The eirav rav is seen by some as outwardly pious Jews and rabbis who mislead the Jewish people in their own desire for power and glory. They are also blamed for the incident of the Golden Calf-how else could Israel commit idolatry immediately after the great miracle of redemption and its receiving of the Torah at Mount Sinai?

A motif arises and threads its way through each of these explanations; the eirav rav is responsible for causing Jews to sin (a misuse of our freedom), and thus must be spurned. Implicit is a fallacy often employed by many groups-we are  good, and anyone connected to us who does not live up to our standards is not actually a true (insert word: Jew, Christian, Communist, American, Republican or Democrat).

Some of us have wanted to castigate Jews who practice their Judaism differently. Some of us remain suspicious of fundamentalist Christians or assume that supporters of gun rights are fear-mongering crazies. In our day, it seems to me that one troubling part the legacy of the eirav rav finds expression in the hostility and suspicion we have of those who view Israeli politics differently than we do. Wherever we find the most vicious vitriol, you can be sure that there we find the spiritual off-spring of the eirav rav.

Ultimately, the legacy of the eirav rav gives voice to the all too human fear of the Other.  

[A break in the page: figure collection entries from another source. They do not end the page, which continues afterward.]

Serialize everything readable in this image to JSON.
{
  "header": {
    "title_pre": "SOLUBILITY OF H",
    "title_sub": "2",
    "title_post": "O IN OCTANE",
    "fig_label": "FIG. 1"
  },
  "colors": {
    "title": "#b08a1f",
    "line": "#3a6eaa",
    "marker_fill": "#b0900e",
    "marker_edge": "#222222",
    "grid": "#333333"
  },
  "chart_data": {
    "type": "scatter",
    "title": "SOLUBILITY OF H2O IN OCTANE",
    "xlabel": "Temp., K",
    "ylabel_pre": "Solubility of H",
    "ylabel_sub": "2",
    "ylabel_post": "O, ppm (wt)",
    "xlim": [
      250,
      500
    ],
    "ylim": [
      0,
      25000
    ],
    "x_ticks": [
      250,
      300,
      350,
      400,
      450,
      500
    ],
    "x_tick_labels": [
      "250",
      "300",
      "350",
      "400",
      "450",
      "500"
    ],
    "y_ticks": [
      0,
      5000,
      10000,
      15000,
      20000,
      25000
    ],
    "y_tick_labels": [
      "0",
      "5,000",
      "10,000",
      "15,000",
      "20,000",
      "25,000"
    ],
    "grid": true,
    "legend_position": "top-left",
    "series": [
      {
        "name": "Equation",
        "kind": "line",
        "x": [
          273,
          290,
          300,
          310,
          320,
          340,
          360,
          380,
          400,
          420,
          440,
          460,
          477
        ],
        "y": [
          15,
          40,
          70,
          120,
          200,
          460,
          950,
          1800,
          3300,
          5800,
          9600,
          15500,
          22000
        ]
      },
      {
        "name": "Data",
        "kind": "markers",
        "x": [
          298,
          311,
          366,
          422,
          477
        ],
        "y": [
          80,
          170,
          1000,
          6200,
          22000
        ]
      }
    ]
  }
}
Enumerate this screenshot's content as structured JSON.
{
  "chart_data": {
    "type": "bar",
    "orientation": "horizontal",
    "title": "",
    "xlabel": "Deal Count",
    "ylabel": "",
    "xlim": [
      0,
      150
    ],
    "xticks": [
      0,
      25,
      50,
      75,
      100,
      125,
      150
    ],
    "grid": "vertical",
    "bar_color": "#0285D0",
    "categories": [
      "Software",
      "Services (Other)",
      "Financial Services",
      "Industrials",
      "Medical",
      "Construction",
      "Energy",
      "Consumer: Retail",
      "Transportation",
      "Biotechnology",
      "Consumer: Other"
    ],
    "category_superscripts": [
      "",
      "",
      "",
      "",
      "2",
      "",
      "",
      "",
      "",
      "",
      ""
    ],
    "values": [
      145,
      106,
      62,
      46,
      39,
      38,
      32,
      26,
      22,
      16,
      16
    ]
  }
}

There are real enemies and genuine threats in the world. Only a naïf imagines that all boundaries can be avoided and all walls torn down. A biological cell with no cell walls will quickly die.
Yet it is equally true that a cell shut off from the world also dies, and that people create threats where there are none. Rav Kook was one of the great Chief Rabbis of Israel. He formed bridges between secular and religious Jews where there were none. While discussing the eirav rav, he notes that although diversity creates hardship and difficulty for our identity, it ultimately enriches us and those around us.

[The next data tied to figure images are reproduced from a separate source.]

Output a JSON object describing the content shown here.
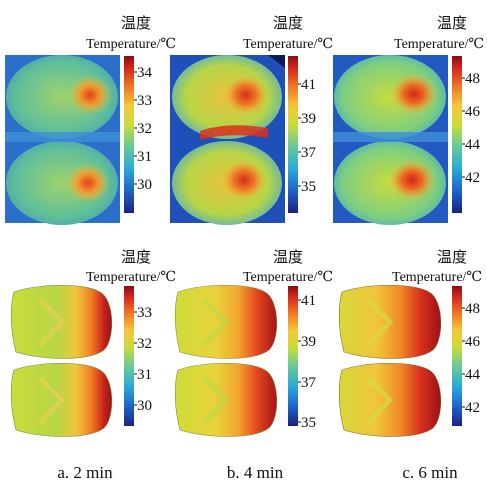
{
  "figure": {
    "unit_label_cn": "温度",
    "unit_label_en": "Temperature/℃",
    "columns": [
      {
        "caption": "a. 2 min",
        "measured_ticks": [
          "34",
          "33",
          "32",
          "31",
          "30"
        ],
        "simulated_ticks": [
          "33",
          "32",
          "31",
          "30"
        ]
      },
      {
        "caption": "b. 4 min",
        "measured_ticks": [
          "41",
          "39",
          "37",
          "35"
        ],
        "simulated_ticks": [
          "41",
          "39",
          "37",
          "35"
        ]
      },
      {
        "caption": "c. 6 min",
        "measured_ticks": [
          "48",
          "46",
          "44",
          "42"
        ],
        "simulated_ticks": [
          "48",
          "46",
          "44",
          "42"
        ]
      }
    ],
    "colormap": [
      "#1a237e",
      "#1e63c8",
      "#2aa8d8",
      "#63c99a",
      "#c8dc3c",
      "#f5c83a",
      "#f07b25",
      "#d6281e",
      "#8b0d12"
    ]
  }
}
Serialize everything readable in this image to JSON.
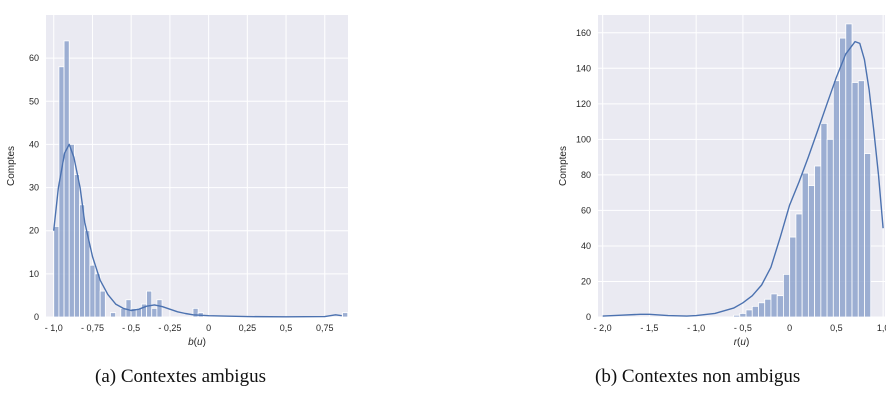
{
  "chart_data": [
    {
      "type": "histogram",
      "caption": "(a) Contextes ambigus",
      "xlabel": "b(u)",
      "ylabel": "Comptes",
      "xlim": [
        -1.05,
        0.9
      ],
      "ylim": [
        0,
        70
      ],
      "xticks": [
        -1.0,
        -0.75,
        -0.5,
        -0.25,
        0,
        0.25,
        0.5,
        0.75
      ],
      "xtick_labels": [
        "- 1,0",
        "- 0,75",
        "- 0,5",
        "- 0,25",
        "0",
        "0,25",
        "0,5",
        "0,75"
      ],
      "yticks": [
        0,
        10,
        20,
        30,
        40,
        50,
        60
      ],
      "ytick_labels": [
        "0",
        "10",
        "20",
        "30",
        "40",
        "50",
        "60"
      ],
      "grid": true,
      "bar_color": "#8ea3cc",
      "line_color": "#4c72b0",
      "bins_start": -1.0,
      "bin_width": 0.0333,
      "counts": [
        21,
        58,
        64,
        40,
        33,
        26,
        20,
        12,
        10,
        6,
        0,
        1,
        0,
        2,
        4,
        2,
        2,
        3,
        6,
        2,
        4,
        0,
        0,
        0,
        0,
        0,
        0,
        2,
        1,
        0,
        0,
        0,
        0,
        0,
        0,
        0,
        0,
        0,
        0,
        0,
        0,
        0,
        0,
        0,
        0,
        0,
        0,
        0,
        0,
        0,
        0,
        0,
        0,
        0,
        0,
        0,
        1
      ],
      "kde_x": [
        -1.0,
        -0.97,
        -0.93,
        -0.9,
        -0.87,
        -0.83,
        -0.8,
        -0.75,
        -0.7,
        -0.65,
        -0.6,
        -0.55,
        -0.5,
        -0.45,
        -0.4,
        -0.35,
        -0.3,
        -0.25,
        -0.2,
        -0.15,
        -0.1,
        0.0,
        0.1,
        0.25,
        0.5,
        0.75,
        0.82,
        0.86
      ],
      "kde_y": [
        20,
        30,
        38,
        40,
        37,
        30,
        22,
        14,
        8.5,
        5.2,
        3.0,
        2.0,
        1.5,
        1.8,
        2.5,
        2.8,
        2.4,
        1.8,
        1.2,
        0.8,
        0.5,
        0.3,
        0.2,
        0.1,
        0.05,
        0.1,
        0.5,
        0.3
      ]
    },
    {
      "type": "histogram",
      "caption": "(b) Contextes non ambigus",
      "xlabel": "r(u)",
      "ylabel": "Comptes",
      "xlim": [
        -2.05,
        1.02
      ],
      "ylim": [
        0,
        170
      ],
      "xticks": [
        -2.0,
        -1.5,
        -1.0,
        -0.5,
        0,
        0.5,
        1.0
      ],
      "xtick_labels": [
        "- 2,0",
        "- 1,5",
        "- 1,0",
        "- 0,5",
        "0",
        "0,5",
        "1,0"
      ],
      "yticks": [
        0,
        20,
        40,
        60,
        80,
        100,
        120,
        140,
        160
      ],
      "ytick_labels": [
        "0",
        "20",
        "40",
        "60",
        "80",
        "100",
        "120",
        "140",
        "160"
      ],
      "grid": true,
      "bar_color": "#8ea3cc",
      "line_color": "#4c72b0",
      "bins_start": -0.6,
      "bin_width": 0.0667,
      "counts": [
        1,
        2,
        4,
        6,
        8,
        10,
        13,
        12,
        24,
        45,
        58,
        81,
        74,
        85,
        109,
        100,
        133,
        157,
        165,
        132,
        133,
        92
      ],
      "kde_x": [
        -2.0,
        -1.8,
        -1.6,
        -1.5,
        -1.3,
        -1.1,
        -1.0,
        -0.8,
        -0.6,
        -0.5,
        -0.4,
        -0.3,
        -0.2,
        -0.1,
        0.0,
        0.1,
        0.2,
        0.3,
        0.4,
        0.5,
        0.6,
        0.7,
        0.75,
        0.8,
        0.85,
        0.9,
        0.95,
        1.0
      ],
      "kde_y": [
        0.5,
        1.0,
        1.5,
        1.5,
        0.8,
        0.5,
        0.8,
        2,
        5,
        8,
        12,
        18,
        28,
        45,
        63,
        76,
        90,
        105,
        120,
        135,
        148,
        155,
        154,
        145,
        128,
        105,
        80,
        50
      ]
    }
  ]
}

Dialogue: How to Mother the Other and Make Them Our Brother

As some of you know, one of the central pieces of work I am striving to bring to Neveh Shalom and the larger Portland community is increased competence in our ability to dialogue. In Hebrew, the word for conversation is sicha, but a dialogue is du-siach-it is a conversation of two. But aren’t most conversations between at least two? Rather, the Hebrew teaches us that dialogue is only possible when we don’t agree, when there are two sides.

Simultaneously, there is mutuality inherent in dialogue. We listen carefully as much as we talk. We seek to understand another person and another perspective rather than to prove our point. Extending our understanding of those around us is one of the most loving gifts we can offer another human being. It is an act of tremendous hesed, of remarkable kindness by which we accept in real terms that another person’s humanity is just as absolute as ours. Their blood is as red as ours.

Real dialogue doesn’t mean that we will change our viewpoint or that we must give up our own beliefs and commitments, or relinquish a just fight. If, however, we are unwilling even to consider that possibility-if we cannot muster sufficient spiritual strength and emotional resilience to risk being receptive, then we are like that cell completely closed off from its surroundings. And in that moment of rejection, we have made both that person and ourselves the Other. Something for all of us to ponder.